Dokładnie. Już nawet nie chodzi o formę artefaktu, ale o działanie. Troszkę poszli na łatwiznę, może pomysły się skończyły...
Moim zdaniem ten "patyk" to fragment krzyża, na którym ukrzyżowano Chrystusa - przecież to coś ukryte, to był skarb krzyżowców, czyli rycerzy chrześcijańskich, którzy walczyli o odzyskanie Ziemi Świętej - czyli jakieś nawiązanie do religii chrześcijańskiej powinno być, a jaki może być potężniejszy chrześcijański "artefakt" niż drewno z krzyża, na którym umarł ( a potem zmartwychwstał) Zbawiciel? Tym bardziej, że jak widać "patyk" uzdrawia i przywraca do życia.
Dzięki,oglądam ten pierwszy,no cóż tak średnio mnie się podoba,taki trochę groch z kapustą,osobiście wolę kryminalne wątki w srialach,międzyczasie przejrze te pozostałe przez Ciebie wymienione.Pozdrawiam :)
Supernatural,oglądałam 9 sezonów im więcej odcinków tym bardziej przekąbinowany ten serial.Myliłam się co do Grimm przyznaję,trochę mi zaczyna brakować tego serialu.

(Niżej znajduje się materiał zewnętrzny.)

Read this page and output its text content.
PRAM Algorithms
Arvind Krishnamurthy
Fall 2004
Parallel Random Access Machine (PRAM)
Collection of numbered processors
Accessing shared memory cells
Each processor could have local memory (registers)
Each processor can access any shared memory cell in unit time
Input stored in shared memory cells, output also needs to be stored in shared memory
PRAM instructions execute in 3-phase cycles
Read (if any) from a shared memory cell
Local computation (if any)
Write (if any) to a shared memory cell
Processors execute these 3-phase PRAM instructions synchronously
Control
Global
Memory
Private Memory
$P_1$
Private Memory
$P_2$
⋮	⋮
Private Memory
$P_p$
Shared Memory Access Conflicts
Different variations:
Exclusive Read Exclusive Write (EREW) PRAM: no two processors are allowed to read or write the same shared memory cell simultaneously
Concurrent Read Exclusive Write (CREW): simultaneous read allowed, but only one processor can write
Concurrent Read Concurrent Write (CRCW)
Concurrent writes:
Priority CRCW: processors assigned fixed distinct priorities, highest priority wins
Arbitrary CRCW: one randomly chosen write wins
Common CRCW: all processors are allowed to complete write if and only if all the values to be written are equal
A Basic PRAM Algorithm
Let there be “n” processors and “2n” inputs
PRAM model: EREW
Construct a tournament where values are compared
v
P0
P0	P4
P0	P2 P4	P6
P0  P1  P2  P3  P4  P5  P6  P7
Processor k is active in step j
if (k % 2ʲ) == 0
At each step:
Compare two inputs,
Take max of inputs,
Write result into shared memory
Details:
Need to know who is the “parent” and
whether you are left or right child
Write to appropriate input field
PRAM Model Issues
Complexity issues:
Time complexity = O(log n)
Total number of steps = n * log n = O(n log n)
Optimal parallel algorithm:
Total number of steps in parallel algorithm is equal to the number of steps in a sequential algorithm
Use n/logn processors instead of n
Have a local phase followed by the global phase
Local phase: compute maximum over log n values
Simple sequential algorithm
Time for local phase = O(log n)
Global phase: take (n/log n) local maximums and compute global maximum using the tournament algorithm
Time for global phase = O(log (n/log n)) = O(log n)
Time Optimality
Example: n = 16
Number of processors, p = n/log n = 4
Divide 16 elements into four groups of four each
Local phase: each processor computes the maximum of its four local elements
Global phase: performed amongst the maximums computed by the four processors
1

No, Supernatural do mniej więcej tego sezonu się właśne dobrze ogląda, dalej ta historia jest już zbyt wydumana :) Ale fani kochają te postaci po prostu i trudno im się dziwić. Spróbuj Lost girl - schemat jest podobny, tylko że jest tym razem laska - prywatny detektyw, która rozwiązuje różne zagadki w śpołeczności "nimf", czyli wszystkich nadprzyrodzonych stworzeń. Z 5 sezonów ma, zakończony już.